VELINGARA: GROSESSES ET MARIAGES PRECOCES  PERTURBENT LA SCOLARISATION DES FILLES
Malgré les multiples efforts consentis par les pouvoirs publics et les partenaires au développement, l'environnement scolaire n'est pas des meilleurs dans le département de Vélingara. Au manque criard d'intrants scolaires tels que les murs de clôture, les table-bancs et autres points d'eau, s'ajoute l'épineuse question des mariages forcés et des grossesses précoces qui font légion donnant. Ils constituent un sacré coup de frein à la politique du maintien des filles à l'école.

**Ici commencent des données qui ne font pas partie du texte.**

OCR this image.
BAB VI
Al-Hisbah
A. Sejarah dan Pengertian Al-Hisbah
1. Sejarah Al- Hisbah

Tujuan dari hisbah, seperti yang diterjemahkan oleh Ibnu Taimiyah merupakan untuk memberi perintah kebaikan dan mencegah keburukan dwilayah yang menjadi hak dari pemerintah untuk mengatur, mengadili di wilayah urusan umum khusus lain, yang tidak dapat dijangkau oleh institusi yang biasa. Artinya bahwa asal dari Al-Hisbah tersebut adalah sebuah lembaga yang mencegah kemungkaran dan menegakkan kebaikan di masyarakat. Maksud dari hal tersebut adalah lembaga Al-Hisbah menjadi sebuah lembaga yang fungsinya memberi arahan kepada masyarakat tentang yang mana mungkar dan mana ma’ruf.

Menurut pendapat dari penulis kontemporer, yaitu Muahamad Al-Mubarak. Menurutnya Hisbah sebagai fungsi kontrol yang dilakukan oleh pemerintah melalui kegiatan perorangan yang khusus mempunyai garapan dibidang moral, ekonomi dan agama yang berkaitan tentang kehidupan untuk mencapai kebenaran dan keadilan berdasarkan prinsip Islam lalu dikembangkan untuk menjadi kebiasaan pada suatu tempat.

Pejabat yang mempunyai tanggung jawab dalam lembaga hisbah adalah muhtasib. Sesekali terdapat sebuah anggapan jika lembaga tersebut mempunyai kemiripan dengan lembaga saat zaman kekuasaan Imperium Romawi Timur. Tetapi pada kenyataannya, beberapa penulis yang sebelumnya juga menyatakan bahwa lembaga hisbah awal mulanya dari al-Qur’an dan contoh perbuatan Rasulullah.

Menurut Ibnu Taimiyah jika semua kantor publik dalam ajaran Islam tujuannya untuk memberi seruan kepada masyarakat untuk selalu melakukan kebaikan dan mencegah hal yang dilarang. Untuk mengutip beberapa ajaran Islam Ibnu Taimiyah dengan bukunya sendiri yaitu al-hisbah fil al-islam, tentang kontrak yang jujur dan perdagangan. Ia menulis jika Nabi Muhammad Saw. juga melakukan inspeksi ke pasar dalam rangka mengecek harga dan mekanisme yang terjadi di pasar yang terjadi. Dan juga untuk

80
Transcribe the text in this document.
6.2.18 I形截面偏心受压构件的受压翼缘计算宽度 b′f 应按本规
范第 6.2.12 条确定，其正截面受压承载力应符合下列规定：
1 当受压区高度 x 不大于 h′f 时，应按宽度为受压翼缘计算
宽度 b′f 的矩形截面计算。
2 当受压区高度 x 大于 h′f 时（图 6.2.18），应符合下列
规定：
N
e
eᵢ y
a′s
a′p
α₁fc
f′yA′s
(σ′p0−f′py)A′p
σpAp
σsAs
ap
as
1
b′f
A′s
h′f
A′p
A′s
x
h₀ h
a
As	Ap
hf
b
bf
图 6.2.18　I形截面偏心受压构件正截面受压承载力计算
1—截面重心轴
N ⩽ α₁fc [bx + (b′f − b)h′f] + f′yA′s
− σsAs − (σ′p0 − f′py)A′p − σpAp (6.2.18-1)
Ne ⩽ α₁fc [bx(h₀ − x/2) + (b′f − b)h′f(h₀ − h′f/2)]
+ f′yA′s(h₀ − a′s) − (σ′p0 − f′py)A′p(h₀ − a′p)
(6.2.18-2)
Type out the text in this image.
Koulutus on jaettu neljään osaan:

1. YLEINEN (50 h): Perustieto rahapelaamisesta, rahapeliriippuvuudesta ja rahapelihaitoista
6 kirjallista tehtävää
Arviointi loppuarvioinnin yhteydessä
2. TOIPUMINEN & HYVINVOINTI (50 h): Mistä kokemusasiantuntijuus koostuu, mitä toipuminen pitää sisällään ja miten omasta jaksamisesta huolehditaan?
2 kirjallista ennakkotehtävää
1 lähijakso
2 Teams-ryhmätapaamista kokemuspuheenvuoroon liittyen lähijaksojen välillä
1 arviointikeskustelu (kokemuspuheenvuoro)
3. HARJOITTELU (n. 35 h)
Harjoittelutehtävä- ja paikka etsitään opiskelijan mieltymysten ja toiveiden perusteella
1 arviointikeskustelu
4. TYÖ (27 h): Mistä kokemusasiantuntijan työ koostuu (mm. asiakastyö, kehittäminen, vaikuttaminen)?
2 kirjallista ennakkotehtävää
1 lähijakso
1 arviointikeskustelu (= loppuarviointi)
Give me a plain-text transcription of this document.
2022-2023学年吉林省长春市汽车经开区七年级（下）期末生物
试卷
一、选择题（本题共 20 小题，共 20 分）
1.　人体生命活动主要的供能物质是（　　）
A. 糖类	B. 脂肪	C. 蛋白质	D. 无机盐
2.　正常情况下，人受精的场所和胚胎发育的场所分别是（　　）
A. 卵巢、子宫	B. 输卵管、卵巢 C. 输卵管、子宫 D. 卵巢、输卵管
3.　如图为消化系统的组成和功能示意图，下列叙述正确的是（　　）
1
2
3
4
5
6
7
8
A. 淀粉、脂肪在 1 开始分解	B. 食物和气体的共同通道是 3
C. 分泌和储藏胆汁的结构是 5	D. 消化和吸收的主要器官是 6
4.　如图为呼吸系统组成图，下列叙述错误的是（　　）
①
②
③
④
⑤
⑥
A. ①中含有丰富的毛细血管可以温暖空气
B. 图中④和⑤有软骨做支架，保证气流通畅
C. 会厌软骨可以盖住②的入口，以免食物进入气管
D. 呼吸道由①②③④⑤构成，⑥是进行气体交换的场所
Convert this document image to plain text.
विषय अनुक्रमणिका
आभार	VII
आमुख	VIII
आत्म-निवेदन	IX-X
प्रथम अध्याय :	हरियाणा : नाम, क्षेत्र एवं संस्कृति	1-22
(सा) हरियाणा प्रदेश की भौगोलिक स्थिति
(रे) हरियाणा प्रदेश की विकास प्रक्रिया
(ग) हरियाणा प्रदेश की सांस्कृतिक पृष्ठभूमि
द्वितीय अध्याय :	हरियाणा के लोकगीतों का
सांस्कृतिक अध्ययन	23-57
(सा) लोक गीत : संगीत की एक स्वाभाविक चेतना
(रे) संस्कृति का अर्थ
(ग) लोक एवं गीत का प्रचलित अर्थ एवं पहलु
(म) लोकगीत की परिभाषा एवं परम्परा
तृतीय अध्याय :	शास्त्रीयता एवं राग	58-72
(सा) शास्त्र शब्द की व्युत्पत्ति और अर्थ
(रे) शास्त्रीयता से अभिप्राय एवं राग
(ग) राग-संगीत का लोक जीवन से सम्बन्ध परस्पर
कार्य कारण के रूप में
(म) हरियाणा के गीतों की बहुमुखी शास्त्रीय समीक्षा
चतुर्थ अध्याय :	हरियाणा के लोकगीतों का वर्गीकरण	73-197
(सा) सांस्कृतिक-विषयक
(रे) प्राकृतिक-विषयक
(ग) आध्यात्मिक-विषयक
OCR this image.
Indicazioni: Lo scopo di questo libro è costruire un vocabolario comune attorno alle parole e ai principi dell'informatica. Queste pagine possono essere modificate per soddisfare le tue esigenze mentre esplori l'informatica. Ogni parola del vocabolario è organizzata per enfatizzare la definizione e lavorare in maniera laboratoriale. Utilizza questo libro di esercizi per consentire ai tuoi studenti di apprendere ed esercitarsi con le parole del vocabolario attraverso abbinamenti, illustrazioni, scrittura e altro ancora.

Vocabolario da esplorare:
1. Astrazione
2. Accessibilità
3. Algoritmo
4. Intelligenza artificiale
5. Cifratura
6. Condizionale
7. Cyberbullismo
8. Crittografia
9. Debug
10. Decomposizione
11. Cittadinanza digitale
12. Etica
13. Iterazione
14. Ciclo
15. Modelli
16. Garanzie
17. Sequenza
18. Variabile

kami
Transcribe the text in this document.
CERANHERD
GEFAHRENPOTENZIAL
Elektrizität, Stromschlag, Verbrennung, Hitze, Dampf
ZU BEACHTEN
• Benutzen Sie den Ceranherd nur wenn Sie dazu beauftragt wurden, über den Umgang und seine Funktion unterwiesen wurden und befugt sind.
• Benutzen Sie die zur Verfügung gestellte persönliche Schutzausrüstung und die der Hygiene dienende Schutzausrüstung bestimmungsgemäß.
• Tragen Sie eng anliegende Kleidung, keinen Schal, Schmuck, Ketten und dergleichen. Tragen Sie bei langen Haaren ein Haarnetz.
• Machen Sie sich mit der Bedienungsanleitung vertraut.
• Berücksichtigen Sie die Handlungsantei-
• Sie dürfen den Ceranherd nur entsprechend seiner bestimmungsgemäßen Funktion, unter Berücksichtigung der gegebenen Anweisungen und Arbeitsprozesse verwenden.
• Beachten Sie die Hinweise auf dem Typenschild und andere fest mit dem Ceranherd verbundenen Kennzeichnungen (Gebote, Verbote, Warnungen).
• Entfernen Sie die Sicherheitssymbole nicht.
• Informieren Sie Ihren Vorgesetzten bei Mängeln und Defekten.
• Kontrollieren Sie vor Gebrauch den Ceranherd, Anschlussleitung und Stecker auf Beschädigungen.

Dans ce département, les pesanteurs sociales et autres considérations culturelles constituent encore un handicap majeur au droit des jeunes filles à aller et rester à l'école, en dépit des énormes efforts de sensibilisation consentis à cet effet. Et les cas d'abandon se multiplient d'année en année. C'est ainsi que de 19 cas de grossesses enregistrés l'année dernière au lycée Chérif Samsédine Aïdara, la circonscription a hélas connu d'autres cas durant cette année scolaire en cours. Au Cem Thiankang de la commune 6 cas ont été détectés, avec comme comble de malheur des professeurs comme auteurs.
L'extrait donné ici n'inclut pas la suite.